Since the previous literature review was published, a randomized clinical trial on the effectiveness of nonsurgical treatment methods of patients with lumbar spinal stenosis was published. The study had 259 patients randomized into a medical care group, a group exercise group, or a manual therapy/individual exercise group. All groups had increased function at 2 months and 6 months and the manual therapy group had a greater response to treatment at 2 months. At 6 months, however, there were no between-group differences.4 This suggests that further research be done to see if a specific type of manual therapy may help increase the odds of improvement. Our study is a case report that shows potential benefits of the Logan basic technique for treatment of spinal stenosis.

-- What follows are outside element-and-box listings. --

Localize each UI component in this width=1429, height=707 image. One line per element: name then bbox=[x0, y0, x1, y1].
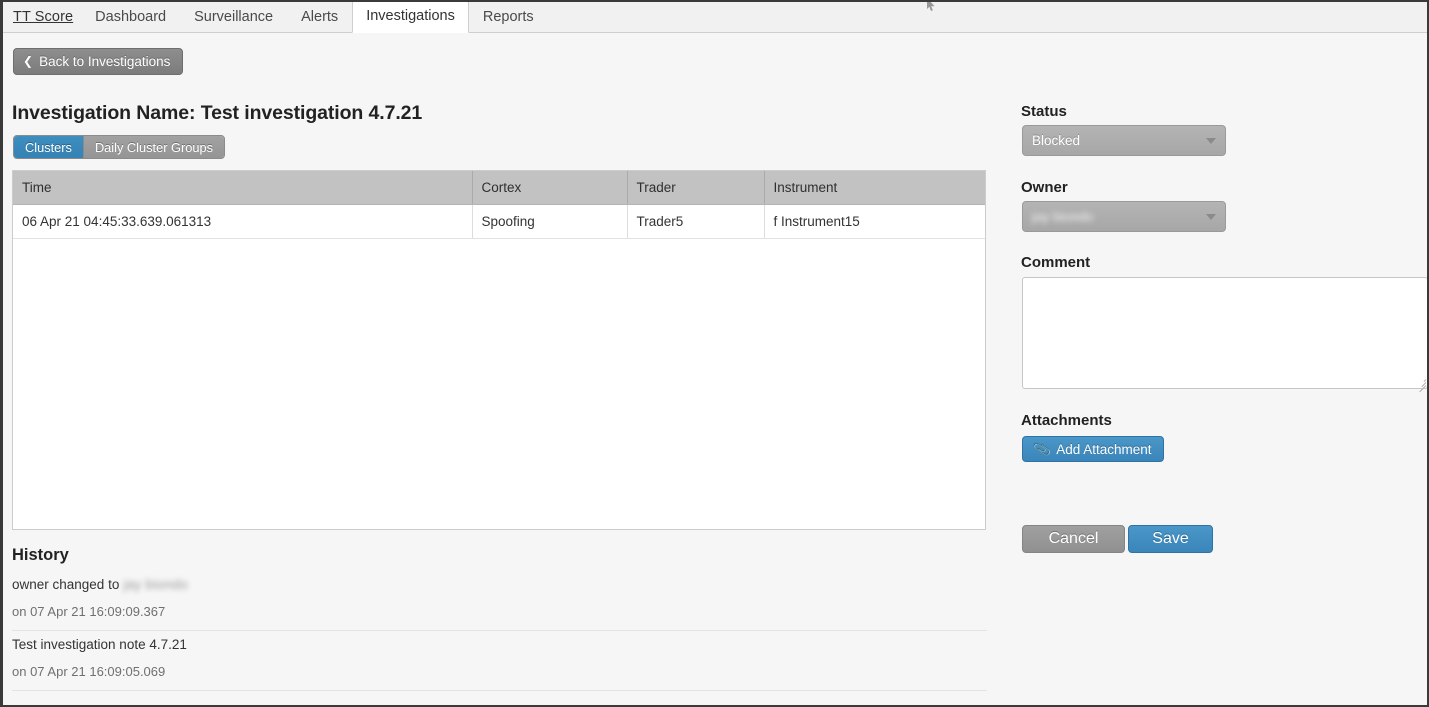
comment-label: Comment bbox=[1021, 254, 1091, 271]
owner-label: Owner bbox=[1021, 179, 1068, 196]
owner-select[interactable]: jay biondo bbox=[1022, 201, 1226, 232]
list-item: Test investigation note 4.7.21 on 07 Apr… bbox=[12, 631, 987, 691]
comment-input[interactable] bbox=[1022, 277, 1427, 389]
view-toggle-group: Clusters Daily Cluster Groups bbox=[13, 135, 225, 159]
history-entry-date: on 07 Apr 21 16:09:09.367 bbox=[12, 604, 166, 619]
table-row[interactable]: 06 Apr 21 04:45:33.639.061313 Spoofing T… bbox=[13, 204, 985, 239]
status-label: Status bbox=[1021, 103, 1067, 120]
status-select[interactable]: Blocked bbox=[1022, 125, 1226, 156]
history-entry-redacted-user: jay biondo bbox=[123, 576, 188, 592]
paperclip-icon: 📎 bbox=[1032, 439, 1052, 459]
column-header-trader[interactable]: Trader bbox=[627, 171, 765, 205]
back-to-investigations-button[interactable]: ❮ Back to Investigations bbox=[13, 48, 184, 75]
cell-trader: Trader5 bbox=[627, 204, 765, 239]
back-button-label: Back to Investigations bbox=[39, 54, 171, 69]
history-entry-message: Test investigation note 4.7.21 bbox=[12, 636, 187, 652]
history-entry-date: on 07 Apr 21 16:09:05.069 bbox=[12, 664, 166, 679]
history-heading: History bbox=[12, 546, 69, 564]
cell-time: 06 Apr 21 04:45:33.639.061313 bbox=[13, 204, 473, 239]
chevron-down-icon bbox=[1206, 137, 1216, 144]
column-header-instrument[interactable]: Instrument bbox=[764, 171, 985, 205]
add-attachment-label: Add Attachment bbox=[1056, 441, 1152, 457]
nav-tab-alerts[interactable]: Alerts bbox=[287, 2, 352, 33]
column-header-time[interactable]: Time bbox=[13, 171, 473, 205]
chevron-left-icon: ❮ bbox=[23, 53, 34, 68]
cell-cortex: Spoofing bbox=[472, 204, 628, 239]
history-entry-text: Test investigation note 4.7.21 bbox=[12, 631, 987, 654]
cancel-button[interactable]: Cancel bbox=[1022, 525, 1125, 553]
app-window: TT Score Dashboard Surveillance Alerts I… bbox=[0, 0, 1429, 707]
page-title: Investigation Name: Test investigation 4… bbox=[12, 102, 423, 124]
nav-tab-dashboard[interactable]: Dashboard bbox=[81, 2, 180, 33]
table-head: Time Cortex Trader Instrument bbox=[13, 171, 985, 205]
column-header-cortex[interactable]: Cortex bbox=[472, 171, 628, 205]
top-navbar: TT Score Dashboard Surveillance Alerts I… bbox=[3, 2, 1427, 33]
table-body: 06 Apr 21 04:45:33.639.061313 Spoofing T… bbox=[13, 204, 985, 239]
nav-tab-reports[interactable]: Reports bbox=[469, 2, 548, 33]
save-button[interactable]: Save bbox=[1128, 525, 1213, 553]
clusters-table: Time Cortex Trader Instrument 06 Apr 21 … bbox=[13, 171, 985, 239]
clusters-table-container: Time Cortex Trader Instrument 06 Apr 21 … bbox=[12, 170, 986, 530]
cell-instrument: f Instrument15 bbox=[764, 204, 985, 239]
toggle-clusters[interactable]: Clusters bbox=[14, 136, 83, 158]
brand-tt-score[interactable]: TT Score bbox=[9, 9, 81, 32]
owner-select-value: jay biondo bbox=[1032, 209, 1094, 224]
status-select-value: Blocked bbox=[1032, 133, 1081, 148]
toggle-daily-cluster-groups[interactable]: Daily Cluster Groups bbox=[82, 136, 224, 158]
list-item: owner changed to jay biondo on 07 Apr 21… bbox=[12, 571, 987, 631]
nav-tab-surveillance[interactable]: Surveillance bbox=[180, 2, 287, 33]
chevron-down-icon bbox=[1206, 213, 1216, 220]
history-entry-text: owner changed to jay biondo bbox=[12, 571, 987, 594]
table-header-row: Time Cortex Trader Instrument bbox=[13, 171, 985, 205]
nav-tab-investigations[interactable]: Investigations bbox=[352, 2, 469, 33]
history-entry-message: owner changed to bbox=[12, 576, 120, 592]
history-list: owner changed to jay biondo on 07 Apr 21… bbox=[12, 571, 987, 691]
add-attachment-button[interactable]: 📎 Add Attachment bbox=[1022, 436, 1164, 462]
attachments-label: Attachments bbox=[1021, 412, 1112, 429]
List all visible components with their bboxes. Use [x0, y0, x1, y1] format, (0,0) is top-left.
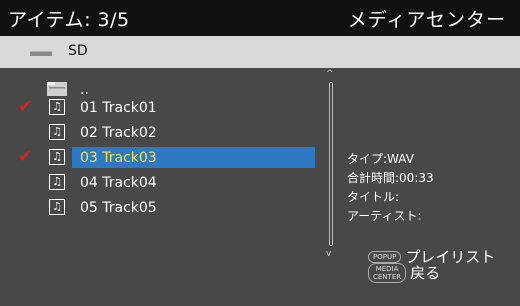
info-total-time: 合計時間:00:33: [347, 171, 434, 185]
info-type: タイプ:WAV: [347, 152, 414, 166]
check-mark-icon: ✔: [18, 147, 33, 167]
scrollbar[interactable]: ^ v: [326, 70, 335, 259]
path-bar: SD: [0, 36, 520, 68]
path-label: SD: [68, 43, 88, 59]
folder-up-icon: [47, 82, 67, 96]
music-note-icon: ♫: [49, 199, 65, 215]
music-note-icon: ♫: [49, 149, 65, 165]
list-item-selected[interactable]: ✔ ♫ 03 Track03: [0, 146, 320, 170]
list-item-label: 05 Track05: [80, 200, 157, 216]
back-hint-text: 戻る: [410, 264, 441, 282]
list-item[interactable]: ♫ 04 Track04: [0, 171, 320, 195]
back-hint: MEDIA CENTER 戻る: [368, 262, 440, 283]
list-item-label: 03 Track03: [80, 150, 157, 166]
track-info-panel: タイプ:WAV 合計時間:00:33 タイトル: アーティスト:: [347, 150, 434, 226]
scroll-track[interactable]: [329, 82, 333, 246]
scroll-up-arrow-icon[interactable]: ^: [326, 70, 334, 79]
title-bar: アイテム: 3/5 メディアセンター: [0, 0, 520, 36]
music-note-icon: ♫: [49, 174, 65, 190]
list-item[interactable]: ✔ ♫ 01 Track01: [0, 96, 320, 120]
scroll-down-arrow-icon[interactable]: v: [326, 250, 331, 259]
music-note-icon: ♫: [49, 124, 65, 140]
info-artist: アーティスト:: [347, 209, 422, 223]
music-note-icon: ♫: [49, 99, 65, 115]
list-item-label: 02 Track02: [80, 125, 157, 141]
badge-line1: MEDIA: [375, 264, 399, 273]
drive-icon: [30, 51, 52, 56]
media-center-button-badge: MEDIA CENTER: [368, 262, 407, 283]
check-mark-icon: ✔: [18, 97, 33, 117]
badge-line2: CENTER: [373, 272, 402, 281]
item-counter: アイテム: 3/5: [8, 9, 130, 31]
list-item[interactable]: ♫ 05 Track05: [0, 196, 320, 220]
list-item-label: 01 Track01: [80, 100, 157, 116]
screen-title: メディアセンター: [347, 9, 506, 31]
info-title: タイトル:: [347, 190, 400, 204]
list-item-label: 04 Track04: [80, 175, 157, 191]
file-browser-panel: .. ✔ ♫ 01 Track01 ♫ 02 Track02 ✔ ♫ 03 Tr…: [0, 68, 520, 306]
popup-button-badge: POPUP: [368, 250, 402, 263]
list-item[interactable]: ♫ 02 Track02: [0, 121, 320, 145]
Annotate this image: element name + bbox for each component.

A multidisciplinary team of experts developed clinical practice guidelines with recommendations to help patients with spinal stenosis. The recommendations were based on randomized controlled trials and professional consensus. They suggest multimodal care options that include manual therapy, education, lifestyle changes, and rehabilitation as methods to help that have moderate-quality evidence.8 Logan basic technique can be a method of manual therapy which could be useful in treating patients with spinal stenosis.

Some studies have demonstrated that manual therapy is a helpful conservative management strategy for patients with spinal stenosis.4,5,7,8 In this case report, the Logan basic technique appeared to be the most helpful tool for patient management. The Logan basic technique is a conservative form of manual therapy which may explain why this patient responded better to Logan basic than to high-velocity low amplitude drops, flexion distraction, and rehabilitation muscle work.

Techniques such as Active Release Technique and flexion distraction did not improve the pain. The flexion distraction technique even exacerbated the pain. This may be because the issue is caused by a spinal or pelvic misalignment which is not allowing the nerve pain to lessen. The specific misalignment may be exacerbated from the flexion distraction considering the soft tissue is not the source of the patient’s pain. Furthermore, he could have a directional preference for extension, thus flexion distraction could have made the pain worse.9

The HVLA drops may not have helped his symptoms because he may have needed a lower-force manual therapy technique. Logan is a lower force technique that may have lead to an improvement in his pain levels when other higher force techniques did not help. This method should be examined further to further explore its usefulness in helping patients with spinal stenosis.

we decided to perform HVLA thrusts at the beginning of the treatment plan because of the minimal evidence in the literature which stated that manual therapy could potentially help patients with spinal stenosis.4,5,7,8 In accordance with the literature the next phase of his treatment involved rehabilitation muscle work and flexion distraction, which unfortunately did not help either. After Logan basic technique was incorporated into the treatment plan, the patient had remarkable improvements with pain levels back to zero and had a dramatically lower Back Bournemouth Questionnaire score. His quality of life improved. Logan basic technique may be a beneficial tool in helping patients with spinal stenosis.


This is a case study that examines 1 patient only, thus the study findings cannot be generalized to the general public. Additionally, there are few studies on Logan basic technique and its impact on spinal stenosis in the literature to support our claims. Further research should be performed to examine the impact of this treatment technique on other patient populations.


This case report describes the management of a patient with lumbar spinal stenosis. Logan basic technique helped improve the patient’s quality of life and pain levels. It may be considered a beneficial treatment approach to patients with spinal stenosis, but further research is still needed.

The patient provided written informed consent.

Competing Interests

The authors declare no competing interests.